Only a few studies have tested non-HPV vaccine strategies to prevent premalignant lesion progression to cancer. Using a carcinogen-induced premalignant oral lesion mouse model, administration of a premalignant lesion-pulsed dendritic cell vaccine increased Th1 and Th17 immune reactivities and slow progression to cancer [75]. However, dendritic cells that were pulsed with normal tongue epithelium lysate also induced this immune activation, although the premalignant lesion-pulsed dendritic cells induced a delayed, yet substantial stimulation. Possible interpretations for these results could be that the delay in the response to lesion-pulsed dendritic cell vaccination could reflect an increased resistance to immune exhaustion.
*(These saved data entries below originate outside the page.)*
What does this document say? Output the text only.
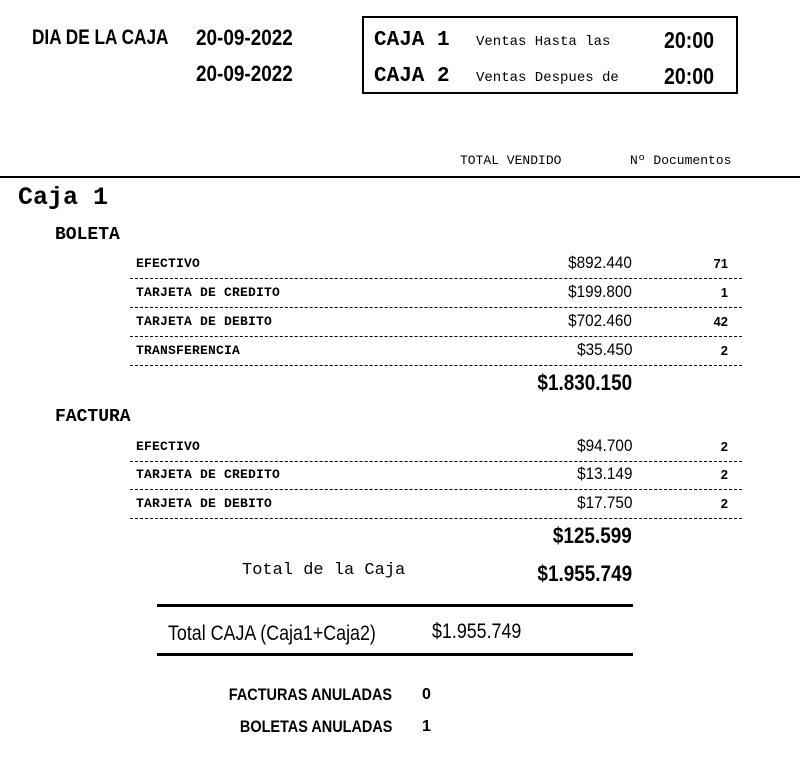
DIA DE LA CAJA 20-09-2022
20-09-2022
CAJA 1 Ventas Hasta las 20:00
CAJA 2 Ventas Despues de 20:00
TOTAL VENDIDO	Nº Documentos
Caja 1
BOLETA
EFECTIVO	$892.440	71
TARJETA DE CREDITO	$199.800	1
TARJETA DE DEBITO	$702.460	42
TRANSFERENCIA	$35.450	2
$1.830.150
FACTURA
EFECTIVO	$94.700	2
TARJETA DE CREDITO	$13.149	2
TARJETA DE DEBITO	$17.750	2
$125.599
Total de la Caja	$1.955.749
Total CAJA (Caja1+Caja2)	$1.955.749
FACTURAS ANULADAS 0
BOLETAS ANULADAS 1
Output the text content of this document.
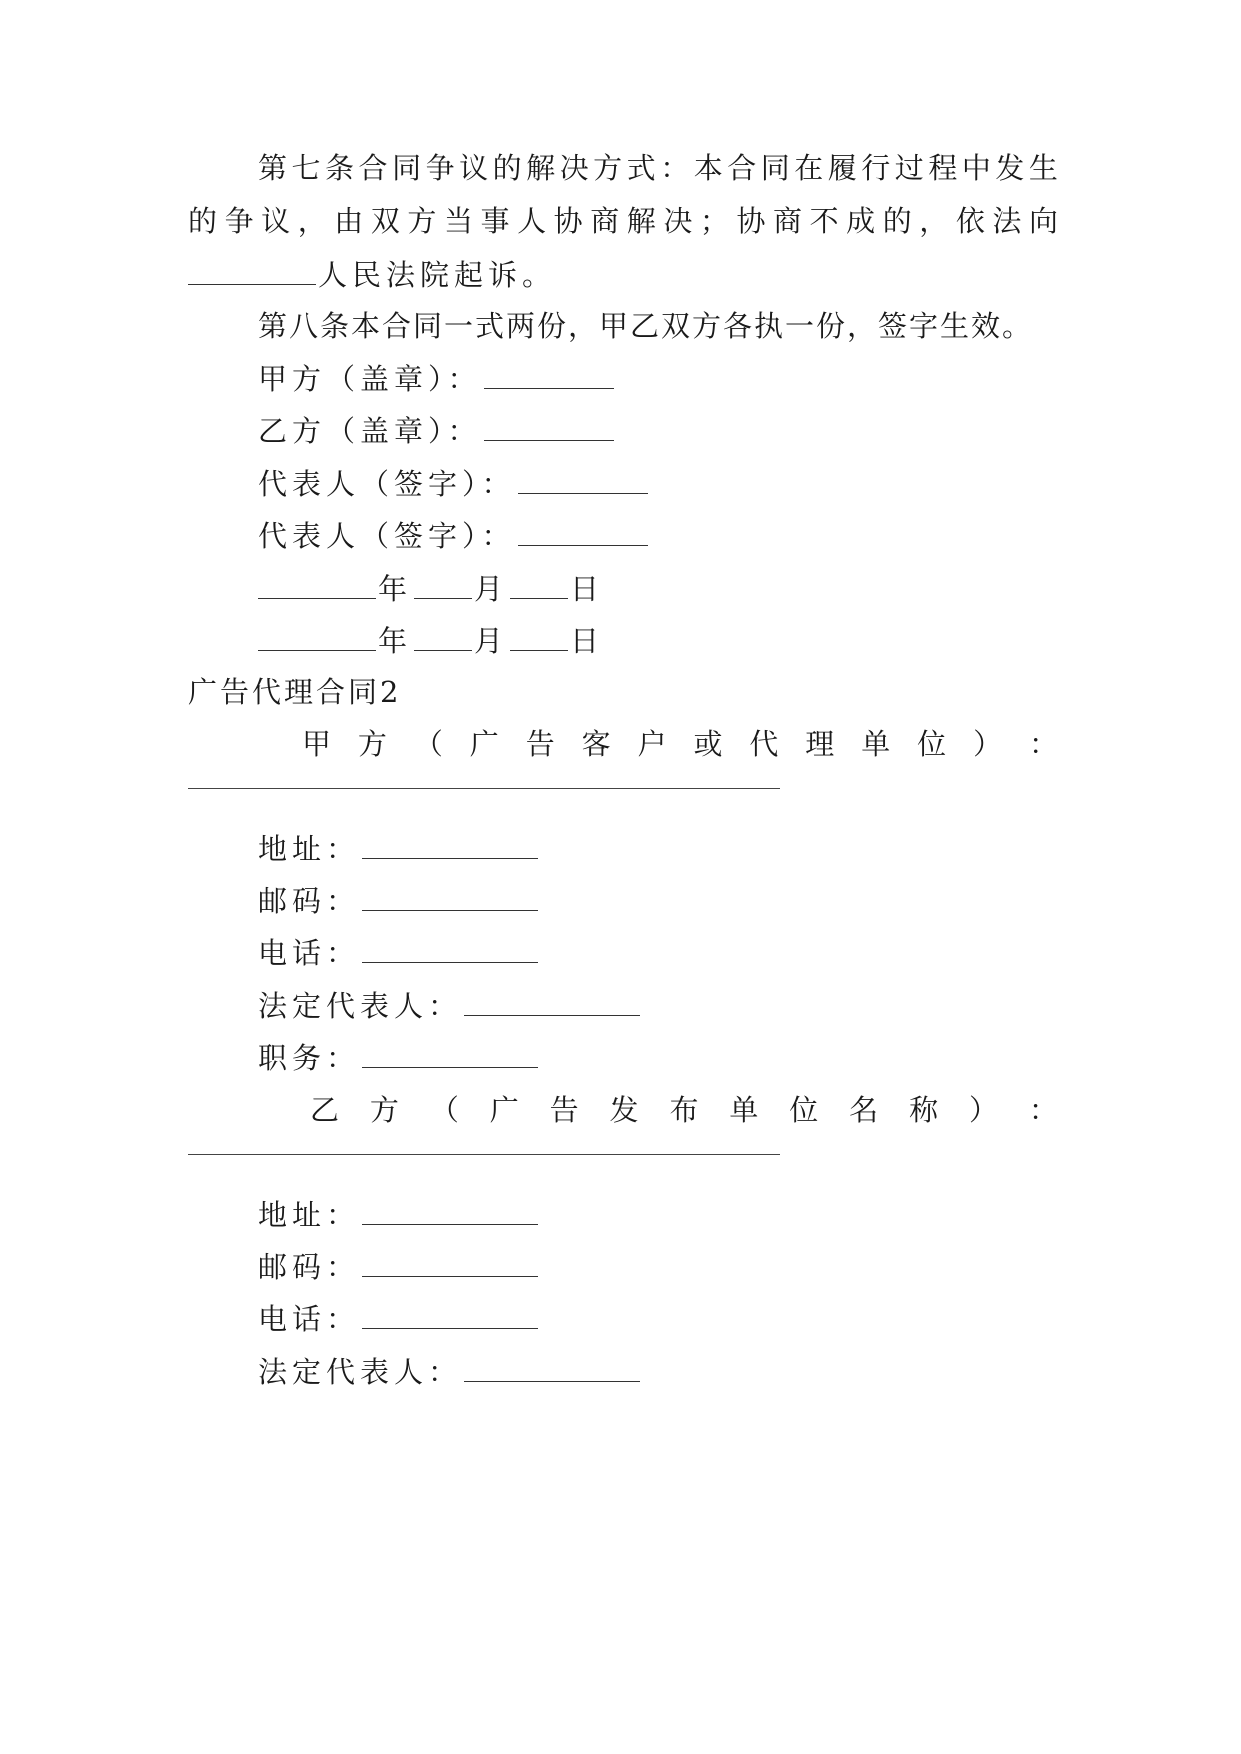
第 七 条 合 同 争 议 的 解 决 方 式 ： 本 合 同 在 履 行 过 程 中 发 生
的 争 议 ， 由 双 方 当 事 人 协 商 解 决 ； 协 商 不 成 的 ， 依 法 向
人民法院起诉。
第八条本合同一式两份，甲乙双方各执一份，签字生效。
甲方（盖章）：
乙方（盖章）：
代表人（签字）：
代表人（签字）：
年 月 日
年 月 日
广告代理合同2
甲 方 （ 广 告 客 户 或 代 理 单 位 ） ：
地址：
邮码：
电话：
法定代表人：
职务：
乙 方 （ 广 告 发 布 单 位 名 称 ） ：
地址：
邮码：
电话：
法定代表人：
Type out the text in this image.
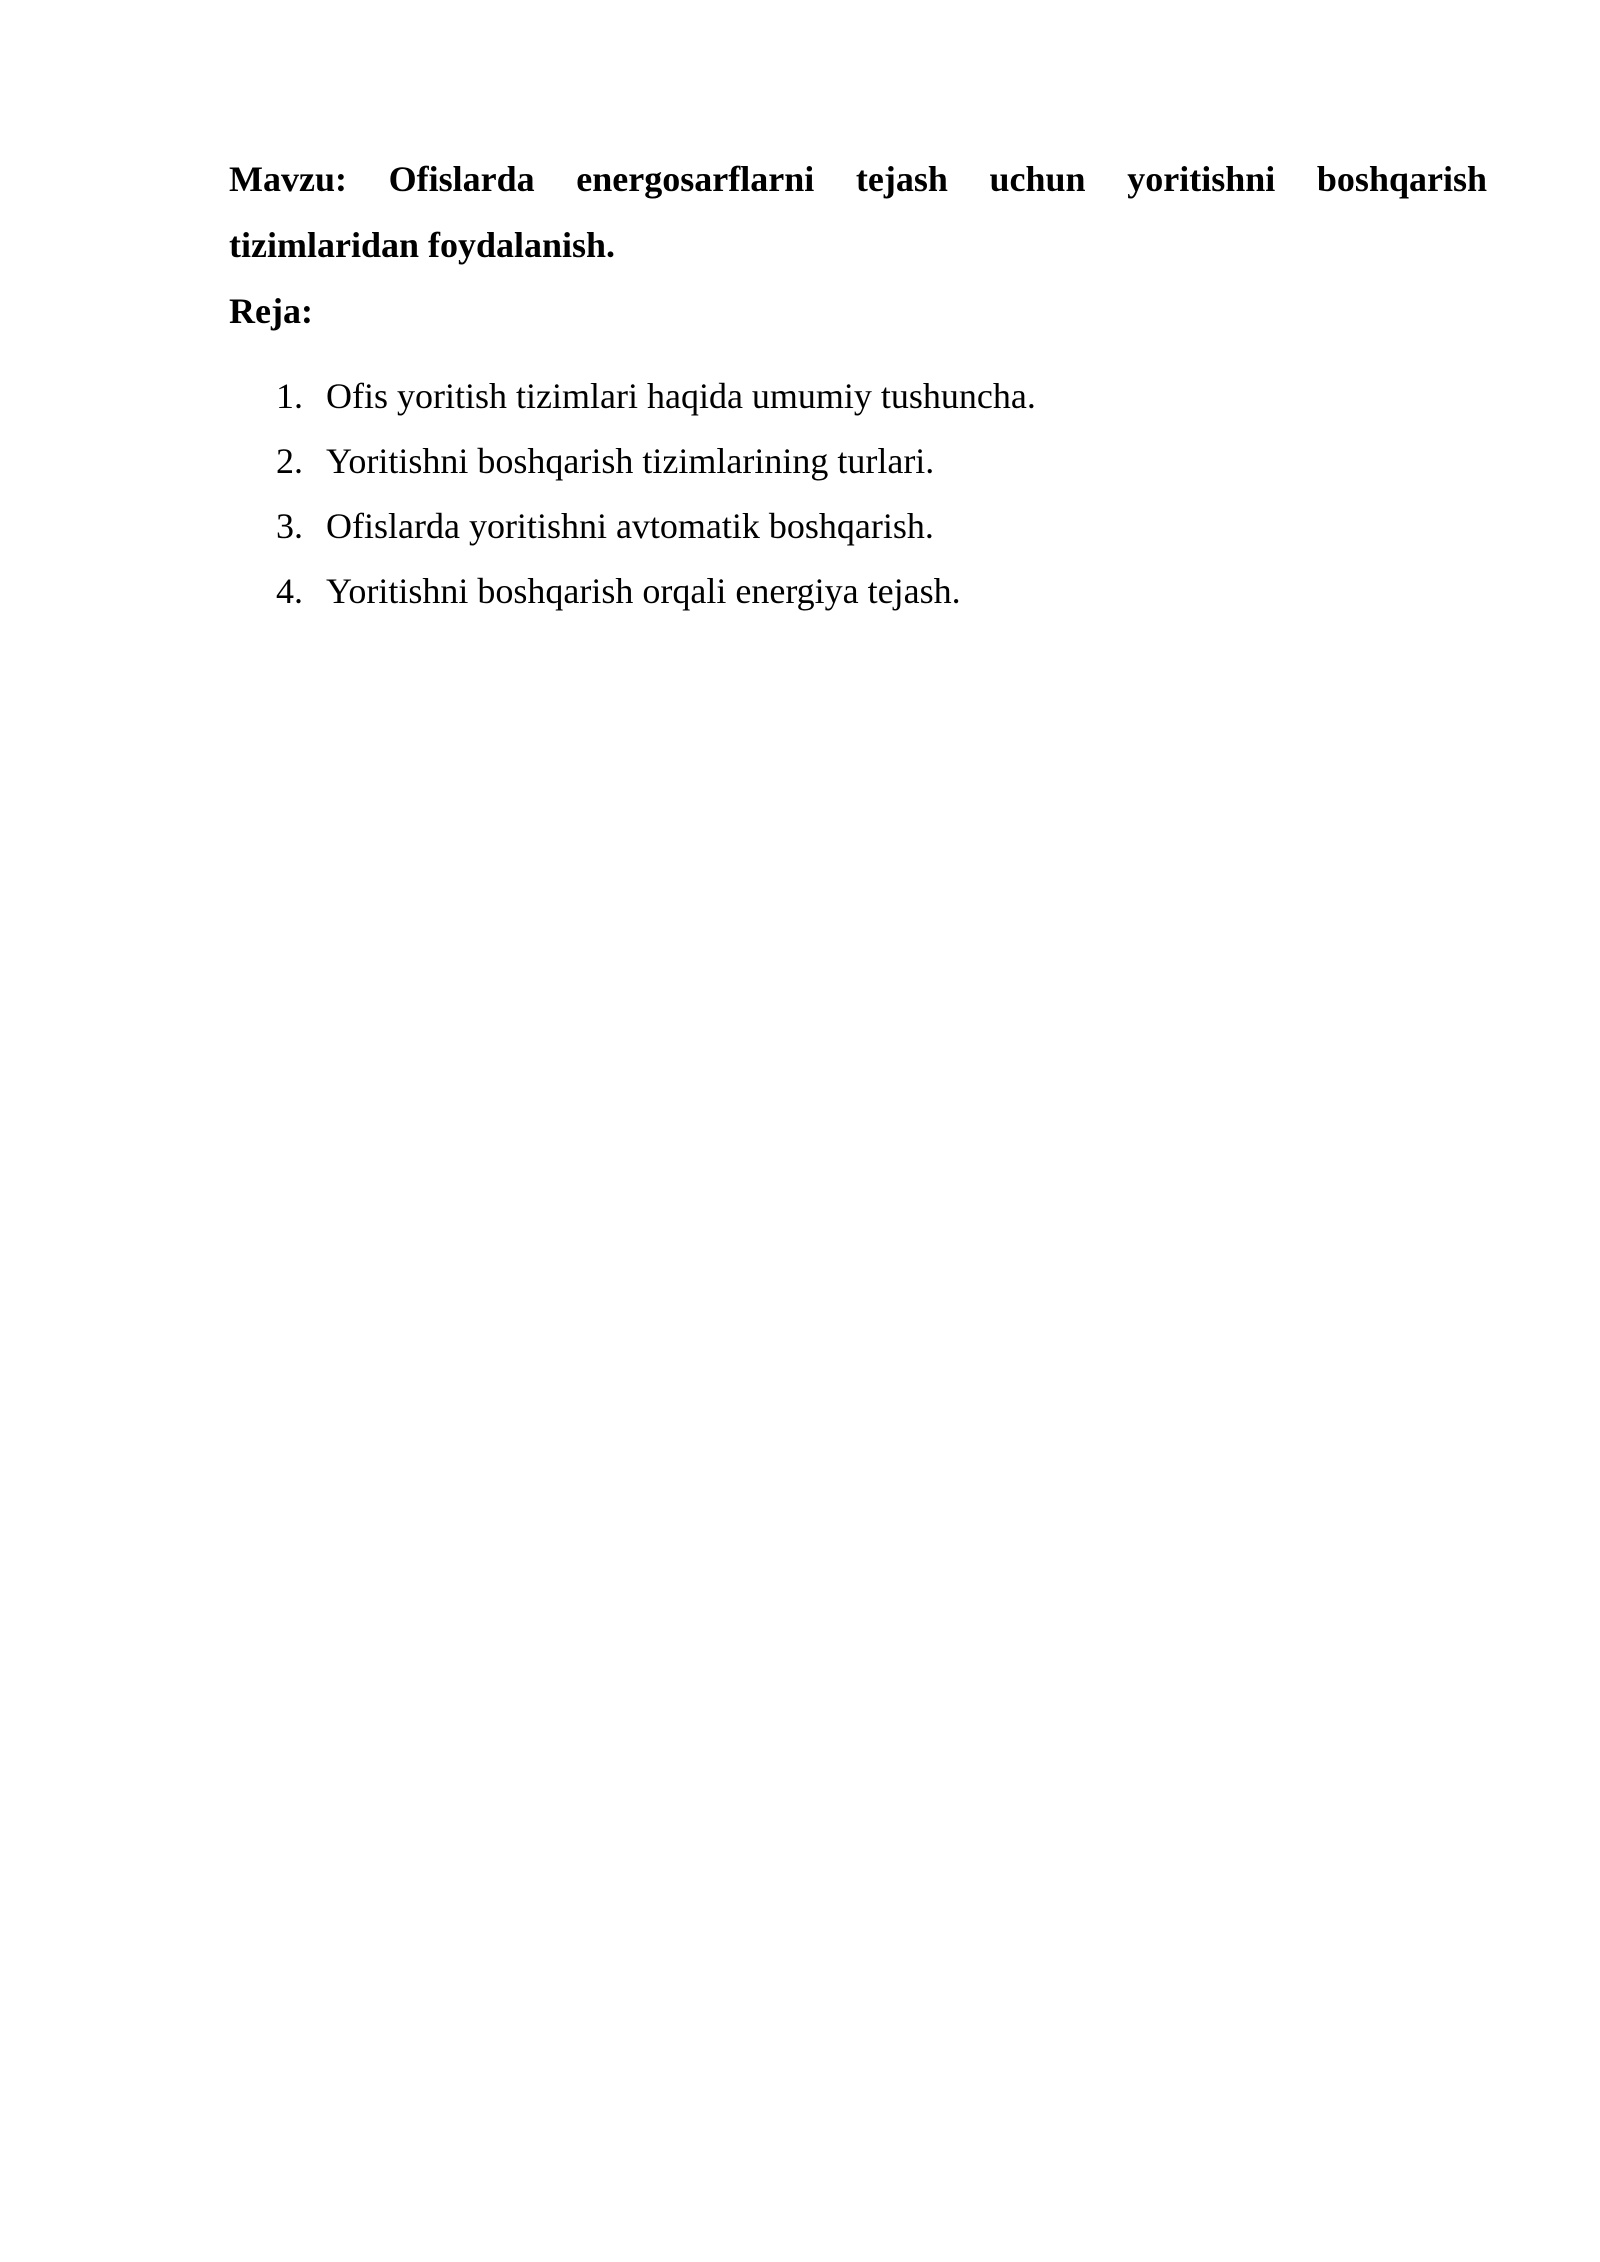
Mavzu: Ofislarda energosarflarni tejash uchun yoritishni boshqarish tizimlaridan foydalanish.

Reja:

1. Ofis yoritish tizimlari haqida umumiy tushuncha.
2. Yoritishni boshqarish tizimlarining turlari.
3. Ofislarda yoritishni avtomatik boshqarish.
4. Yoritishni boshqarish orqali energiya tejash.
A TgMMTV-neu mouse model that develops spontaneous mammary cancers expressing neu, insulin-like growth factor (IGF) binding protein 2 and IGF receptor-I was used to test a vaccine consisting of peptides derived from these proteins [76]. Administration of the peptide vaccines to mice with lesions that were not yet palpable, but which were destined to develop palpable breast cancer, showed the highest effectiveness by the multipeptide vaccine than individual peptide vaccines at preventing development of palpable lesions. This protection was CD4+ cell-mediated, with the vaccinated mice demonstrating antigen-specific IFN-γ responses. Overall, such immune modulatory and vaccine strategy studies support the feasibility of using immunological means to prevent the emergence of secondary lesions that are not yet macroscopically detectable and to prevent progression of premalignant lesions to cancer. However, these studies also highlight the paucity of studies focused on early immune intervention in individuals with premalignant lesions that are at high risk of developing secondary lesions or cancer.

Conclusions

The cancer milieu has been well studied, with multiple documentations of immune infiltration into the tumor, but also showing tumor evasion and subversion of these immune defenses. In such an immune suppressive environment of the tumor, mounting immune reactivity through immunotherapeutic approaches is challenging. There are, however, a number of premalignant lesion conditions that pose a high risk of developing into cancer. Unfortunately, compared to what is known about the immunology of cancers, far less is knows about immune reactivity to premalignant lesions. Despite the increased emphasis on prevention of cancer, the testing of immunotherapies for the treatment of premalignant lesions so as to prevent the occurrence of subsequent secondary lesions or prevent their progression to cancer has been severely understudied. Thus, it is difficult to appreciate whether the premalignant lesion environment, which could be less immune subversive than the one for cancer, would be better suited for immunotherapeutic treatment approaches. As immunological treatment strategies are tested for cancer patients, the lessons learned from both successes and failures of these treatments, could potentially be applied to immunological treatments in a less hostile premalignant lesion state. The challenge will be in the design of clinical trials involving subjects with high risk premalignant lesions that can definitively determine the efficacy of immunological treatments at preventing secondary lesions and preventing progression of precancerous lesions to cancer.